Чай — простой, казалось бы, чай — вообще отдельный слуга вкатывал на отдельном столике с колёсами. Два чайника, которые назвал бы заварочными — с чаем чёрным и зелёным, плюс один пустой, должным образом подготовленный — если вдруг захотим какого-то иного, из имеющихся в выдвижных ящичках запасов, надо будет при случае попробовать, что за «красный» такой.
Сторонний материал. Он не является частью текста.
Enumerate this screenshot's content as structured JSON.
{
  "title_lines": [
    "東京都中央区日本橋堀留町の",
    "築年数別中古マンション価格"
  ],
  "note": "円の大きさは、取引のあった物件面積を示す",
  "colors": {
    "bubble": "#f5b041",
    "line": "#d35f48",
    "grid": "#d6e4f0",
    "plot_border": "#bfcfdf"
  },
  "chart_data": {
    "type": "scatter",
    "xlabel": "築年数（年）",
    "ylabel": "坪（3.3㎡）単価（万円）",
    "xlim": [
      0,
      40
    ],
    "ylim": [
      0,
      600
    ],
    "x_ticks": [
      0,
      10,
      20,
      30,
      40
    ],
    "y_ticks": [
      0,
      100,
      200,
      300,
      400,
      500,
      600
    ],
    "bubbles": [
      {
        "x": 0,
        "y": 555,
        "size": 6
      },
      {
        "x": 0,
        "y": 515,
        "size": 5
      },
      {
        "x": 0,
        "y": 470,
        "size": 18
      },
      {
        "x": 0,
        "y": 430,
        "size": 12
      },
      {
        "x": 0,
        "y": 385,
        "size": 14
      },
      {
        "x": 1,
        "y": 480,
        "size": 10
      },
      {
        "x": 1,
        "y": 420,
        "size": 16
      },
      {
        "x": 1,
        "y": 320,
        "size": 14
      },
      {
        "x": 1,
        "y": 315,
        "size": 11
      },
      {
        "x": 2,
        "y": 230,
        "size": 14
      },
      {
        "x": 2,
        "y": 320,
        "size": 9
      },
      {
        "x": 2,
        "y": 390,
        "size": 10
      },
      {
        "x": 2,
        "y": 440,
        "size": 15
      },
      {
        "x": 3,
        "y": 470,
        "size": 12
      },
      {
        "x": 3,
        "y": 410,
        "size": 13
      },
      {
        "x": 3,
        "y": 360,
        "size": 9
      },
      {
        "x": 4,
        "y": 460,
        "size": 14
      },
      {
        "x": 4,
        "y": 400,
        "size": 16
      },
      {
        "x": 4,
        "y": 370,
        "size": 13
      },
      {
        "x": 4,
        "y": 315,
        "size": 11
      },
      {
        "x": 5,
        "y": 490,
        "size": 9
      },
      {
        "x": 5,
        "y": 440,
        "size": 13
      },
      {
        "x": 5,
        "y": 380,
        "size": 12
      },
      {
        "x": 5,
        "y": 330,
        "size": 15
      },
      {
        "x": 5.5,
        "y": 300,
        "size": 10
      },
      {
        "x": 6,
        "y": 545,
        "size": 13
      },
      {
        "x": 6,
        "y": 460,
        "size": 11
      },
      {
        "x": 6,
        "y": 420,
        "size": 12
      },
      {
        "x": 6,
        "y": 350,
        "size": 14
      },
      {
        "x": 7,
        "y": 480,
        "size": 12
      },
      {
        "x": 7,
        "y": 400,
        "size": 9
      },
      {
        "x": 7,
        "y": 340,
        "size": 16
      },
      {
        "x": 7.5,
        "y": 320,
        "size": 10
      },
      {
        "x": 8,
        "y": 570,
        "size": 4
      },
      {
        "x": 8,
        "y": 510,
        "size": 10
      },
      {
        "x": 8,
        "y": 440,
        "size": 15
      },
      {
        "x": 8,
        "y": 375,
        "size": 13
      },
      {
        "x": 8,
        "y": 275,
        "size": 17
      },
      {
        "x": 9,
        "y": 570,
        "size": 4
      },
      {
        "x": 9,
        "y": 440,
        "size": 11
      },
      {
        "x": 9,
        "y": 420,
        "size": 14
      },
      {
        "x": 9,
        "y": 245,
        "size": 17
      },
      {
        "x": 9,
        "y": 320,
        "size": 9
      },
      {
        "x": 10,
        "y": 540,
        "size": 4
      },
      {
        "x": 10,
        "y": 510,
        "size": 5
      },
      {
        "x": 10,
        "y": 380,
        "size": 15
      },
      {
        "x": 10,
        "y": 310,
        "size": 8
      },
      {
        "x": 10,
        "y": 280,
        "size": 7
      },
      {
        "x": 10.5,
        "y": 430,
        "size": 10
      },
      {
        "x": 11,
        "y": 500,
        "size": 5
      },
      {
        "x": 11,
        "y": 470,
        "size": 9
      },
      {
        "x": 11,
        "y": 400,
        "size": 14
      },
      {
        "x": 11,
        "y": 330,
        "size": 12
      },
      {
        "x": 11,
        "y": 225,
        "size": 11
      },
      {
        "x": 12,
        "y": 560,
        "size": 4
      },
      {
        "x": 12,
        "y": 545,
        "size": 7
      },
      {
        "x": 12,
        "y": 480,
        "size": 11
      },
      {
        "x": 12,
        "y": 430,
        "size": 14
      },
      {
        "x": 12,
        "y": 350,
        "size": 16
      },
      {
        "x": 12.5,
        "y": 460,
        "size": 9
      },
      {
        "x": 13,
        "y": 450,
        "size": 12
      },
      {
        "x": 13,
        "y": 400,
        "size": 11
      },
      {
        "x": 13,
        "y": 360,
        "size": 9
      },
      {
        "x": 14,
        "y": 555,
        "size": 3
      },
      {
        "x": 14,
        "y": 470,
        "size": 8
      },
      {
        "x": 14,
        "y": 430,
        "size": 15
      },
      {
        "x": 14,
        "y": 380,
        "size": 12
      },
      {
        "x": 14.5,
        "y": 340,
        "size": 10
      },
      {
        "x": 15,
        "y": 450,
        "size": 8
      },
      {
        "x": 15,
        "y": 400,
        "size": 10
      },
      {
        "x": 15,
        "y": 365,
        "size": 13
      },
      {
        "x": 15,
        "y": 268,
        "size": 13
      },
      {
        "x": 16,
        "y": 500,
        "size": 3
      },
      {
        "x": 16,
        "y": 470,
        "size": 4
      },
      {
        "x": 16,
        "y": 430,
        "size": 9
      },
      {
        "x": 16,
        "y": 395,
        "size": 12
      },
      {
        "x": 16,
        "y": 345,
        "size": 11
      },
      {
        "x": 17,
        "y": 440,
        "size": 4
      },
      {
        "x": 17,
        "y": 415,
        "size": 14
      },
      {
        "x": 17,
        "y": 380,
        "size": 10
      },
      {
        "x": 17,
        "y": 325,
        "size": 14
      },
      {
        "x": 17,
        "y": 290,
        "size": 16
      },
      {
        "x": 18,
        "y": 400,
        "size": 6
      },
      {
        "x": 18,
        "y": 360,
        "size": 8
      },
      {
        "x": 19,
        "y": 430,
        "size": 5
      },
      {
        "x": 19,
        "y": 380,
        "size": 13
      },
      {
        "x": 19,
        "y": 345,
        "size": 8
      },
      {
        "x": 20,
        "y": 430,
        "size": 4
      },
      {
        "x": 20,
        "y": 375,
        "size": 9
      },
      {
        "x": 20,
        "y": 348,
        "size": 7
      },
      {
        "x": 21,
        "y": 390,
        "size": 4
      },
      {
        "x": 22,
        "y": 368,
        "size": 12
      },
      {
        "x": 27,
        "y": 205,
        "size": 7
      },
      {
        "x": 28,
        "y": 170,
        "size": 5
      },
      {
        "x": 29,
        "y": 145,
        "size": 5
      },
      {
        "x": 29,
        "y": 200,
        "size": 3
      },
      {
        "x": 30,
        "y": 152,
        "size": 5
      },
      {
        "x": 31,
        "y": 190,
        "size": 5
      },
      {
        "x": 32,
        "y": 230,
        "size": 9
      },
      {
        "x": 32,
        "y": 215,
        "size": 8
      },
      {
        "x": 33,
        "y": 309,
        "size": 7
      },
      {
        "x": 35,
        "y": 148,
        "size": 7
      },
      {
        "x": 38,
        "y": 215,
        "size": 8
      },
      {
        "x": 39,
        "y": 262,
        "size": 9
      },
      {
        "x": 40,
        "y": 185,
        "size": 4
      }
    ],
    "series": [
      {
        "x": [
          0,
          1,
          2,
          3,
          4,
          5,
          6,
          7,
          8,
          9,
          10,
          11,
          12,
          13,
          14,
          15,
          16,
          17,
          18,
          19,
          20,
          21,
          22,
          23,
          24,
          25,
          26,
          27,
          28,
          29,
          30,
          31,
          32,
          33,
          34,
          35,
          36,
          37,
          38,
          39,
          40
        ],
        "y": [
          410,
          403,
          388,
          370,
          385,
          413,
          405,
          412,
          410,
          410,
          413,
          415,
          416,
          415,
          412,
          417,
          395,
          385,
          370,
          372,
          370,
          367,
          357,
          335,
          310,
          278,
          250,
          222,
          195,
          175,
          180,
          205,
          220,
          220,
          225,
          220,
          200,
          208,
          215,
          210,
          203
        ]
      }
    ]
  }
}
Ещё упрятанный в войлочный чехол чайник с кипятком, кувшинчик с молоком, кувшинчик со сливками, две спиртовки на случай, если что-то нужно будет подогреть, то же молоко — и для этого две серебряных посудинки с длинными ручками. Сахар кусковой, колотый. Сахар-песок белый, отдельно — тростниковый. Мёд двух видов в креманках, четыре вида варенья и ещё что-то из оборудования, что я со своего места не разглядел, а ходить вокруг тележки и рассматривать счёл невместным. И при всём при этом, как уже упоминал — отдельный слуга, важный, как капитан парохода.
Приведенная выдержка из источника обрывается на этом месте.